Are The Early Dark Nights Making You Sleepy?
Why is it more difficult to roll out of bed every morning when the mornings are darker and the temperatures start edging down? Do you find it harder to roll out of bed every morning when the temperature drops and the mornings are darker? If so, you’re not alone. Countless folks feel sluggish and more tired in the winter months. Here are five solutions to get that energy level back. As the days are becoming shorter, your sleep and wake cycles become interrupted and this leads to fatigue.
As the days become shorter, your sleep and wake cycles become disrupted, leading to fatigue. You many even find yourself yearning for your warm cozy bed more than usual during winter. Less sunlight means that your brain produces more of a hormone called melatonin, which makes you sleepy. When the sun sets earlier, your body also wants to get to bed earlier, leaving you feeling sleepy in the early evenings. This sleep hormone is linked to light and dark, like the sunrise and sunset.
Some forms of lethargy can be a sign of more serious winter depression, also known as seasonal affective disorder which affects 1 in 15 adults. If your fatigue is severe and year-round, you could have chronic fatigue syndrome. Try these surefire methods of boosting your vitality during the winter months. Try these 6 guaranteed ways to combat winter sleepiness.
Get those blinds open as soon as you get up to get in more of that sunlight. Go outdoors in natural daylight as much as possible. Your home and work environment should be as airy and light producing as possible.
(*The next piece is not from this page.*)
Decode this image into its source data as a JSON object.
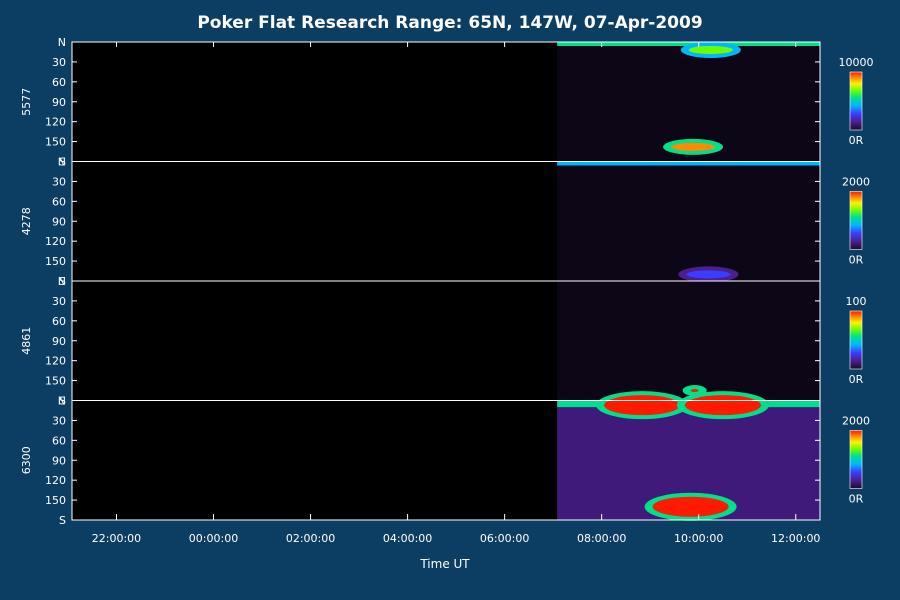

The main source of Vitamin D is sunlight, so get outside! You can also get Vitamin D from your diet. Great sources are oily fish like salmon or sardines, eggs, and meat. Some breakfast cereals and dairy products contain boosts in Vitamin D as well. Taking a daily supplement is another way to get the Vitamin D you need in the winter months.
Good Nights Sleep
In the Winter, it is quite tempting to want to go into hibernation mode, but stop snoozing in for longer. Aim for about 8 hours a night and try to stick to a steadfast schedule. Make your bedroom a priority and make it conducive to sleep. Use warm bed linens and clear the clutter.
Exercise may be the last thing you feel like doing on dark winter evenings, but you’ll feel more lively if you get involved in physical activity every day. Try ice skating at the main open-air rinks, or even dry ski slopes and indoor snow centers. Not only will you feel more energetic but you will also be fending off that winter weight gain.
When Summer ends, there may be the enticement to ditch the salads and fill up on starchy, comforting foods, like pasta, bread and potatoes. If you add vegetables and fruit, you will have more energy in your comfort meals. Try to avoid processed foods made from sugar. Sugar gives you a rush of energy and then dissipates quickly. Even try a healthy soups, casserole, or stew, made from lean meat and vegetables.
Do the shorter daylight hours make you feel like you have to get everything done before the sun goes down? Learn to calm yourself with meditation, yoga, exercise and breathing exercises.